About The Company
Based in San Francisco, California, Turing is the world's leading research accelerator for frontier AI labs and a trusted partner for global enterprises deploying advanced AI systems. Turing supports customers in two ways: first, by accelerating frontier research with high-quality data, advanced training pipelines, plus top AI researchers who specialize in coding, reasoning, STEM, multilinguality, multimodality, and agents; and second, by applying that expertise to help enterprises transform AI from proof of concept into proprietary intelligence with systems that perform reliably, deliver measurable impact, and drive lasting results on the P&L.
About The Role
We are seeking experienced Data Analysts (MLE Bench) to join our team and contribute to benchmark-driven evaluation projects centered on real-world machine learning systems. This role involves hands-on analytical work with production-like datasets, metrics, and machine learning outputs to evaluate, diagnose, and enhance the performance of advanced AI systems. The ideal candidate will operate at the intersection of data analysis and machine learning, demonstrating strong analytical skills and the ability to work with real datasets and evaluation workflows. This position offers a unique opportunity to be involved in high-impact projects that push the boundaries of AI evaluation and performance assessment.
Qualifications
The ideal candidate will possess a minimum of 3+ years of experience as a Data Analyst or an analytics-focused engineer. Proficiency in Python for data analysis is essential, along with solid experience in SQL and working with relational datasets. Candidates should have a proven track record of analyzing machine learning outputs and evaluation metrics, with a strong understanding of statistics and analytical reasoning. The ability to work effectively with large, complex datasets and extract reliable insights is crucial. Additionally, candidates must demonstrate the ability to write clean, readable, and well-documented analytical code. Excellent spoken and written English communication skills are required to collaborate effectively with cross-functional teams.
Responsibilities
- Analyze structured and unstructured datasets generated from machine learning training, inference, and evaluation pipelines to identify patterns, anomalies, and areas for improvement.
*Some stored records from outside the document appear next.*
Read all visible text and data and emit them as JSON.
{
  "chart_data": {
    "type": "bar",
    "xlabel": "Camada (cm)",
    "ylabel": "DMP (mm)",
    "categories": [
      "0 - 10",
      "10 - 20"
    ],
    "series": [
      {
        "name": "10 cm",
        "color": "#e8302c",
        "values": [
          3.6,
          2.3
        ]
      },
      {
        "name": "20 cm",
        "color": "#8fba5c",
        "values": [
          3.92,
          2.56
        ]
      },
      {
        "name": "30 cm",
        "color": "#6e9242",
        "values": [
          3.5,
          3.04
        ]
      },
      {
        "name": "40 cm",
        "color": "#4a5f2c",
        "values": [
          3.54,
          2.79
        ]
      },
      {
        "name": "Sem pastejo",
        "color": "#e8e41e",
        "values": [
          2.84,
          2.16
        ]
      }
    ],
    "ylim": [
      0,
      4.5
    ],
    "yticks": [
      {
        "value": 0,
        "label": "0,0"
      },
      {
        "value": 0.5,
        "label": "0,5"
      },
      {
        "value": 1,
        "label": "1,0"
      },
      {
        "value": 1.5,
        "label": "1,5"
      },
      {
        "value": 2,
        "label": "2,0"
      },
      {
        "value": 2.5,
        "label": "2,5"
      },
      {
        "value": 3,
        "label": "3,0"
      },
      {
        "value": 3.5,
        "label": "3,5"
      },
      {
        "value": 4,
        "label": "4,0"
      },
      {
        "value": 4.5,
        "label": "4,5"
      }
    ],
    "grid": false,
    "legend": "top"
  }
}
- Define, compute, and validate metrics used to evaluate model performance and behavior, ensuring alignment with project goals and benchmarks.
- Investigate data distributions, model outputs, failure modes, and edge cases relevant to benchmark tasks to inform evaluation strategies.
- Write and run Python and SQL scripts to analyze data, generate reports, and support evaluation workflows, ensuring reproducibility and accuracy.
- Validate data quality, consistency, and correctness across datasets and experimental results to maintain integrity and reliability.
- Create clear, well-documented analytical artifacts and reproducible workflows that facilitate collaboration and future analysis.
- Collaborate closely with machine learning engineers and researchers to design challenging, real-world evaluation scenarios that accurately reflect operational conditions.
Benefits
Working with Turing as a freelancer offers the flexibility of a fully remote environment, enabling you to work from anywhere. You will have the opportunity to engage with cutting-edge AI projects alongside leading LLM companies, gaining valuable experience in the rapidly evolving AI landscape. This role provides a platform to expand your professional network, enhance your skill set, and contribute to innovative solutions that have a tangible impact on AI development and deployment.
Equal Opportunity
Turing is committed to fostering an inclusive environment and equal opportunity employment. We celebrate diversity and are dedicated to creating an equitable workplace where all individuals are valued and respected. We do not discriminate based on race, gender, age, religion, sexual orientation, disability, or any other protected characteristic. All qualified candidates are encouraged to apply and join us in advancing frontier AI research and applications.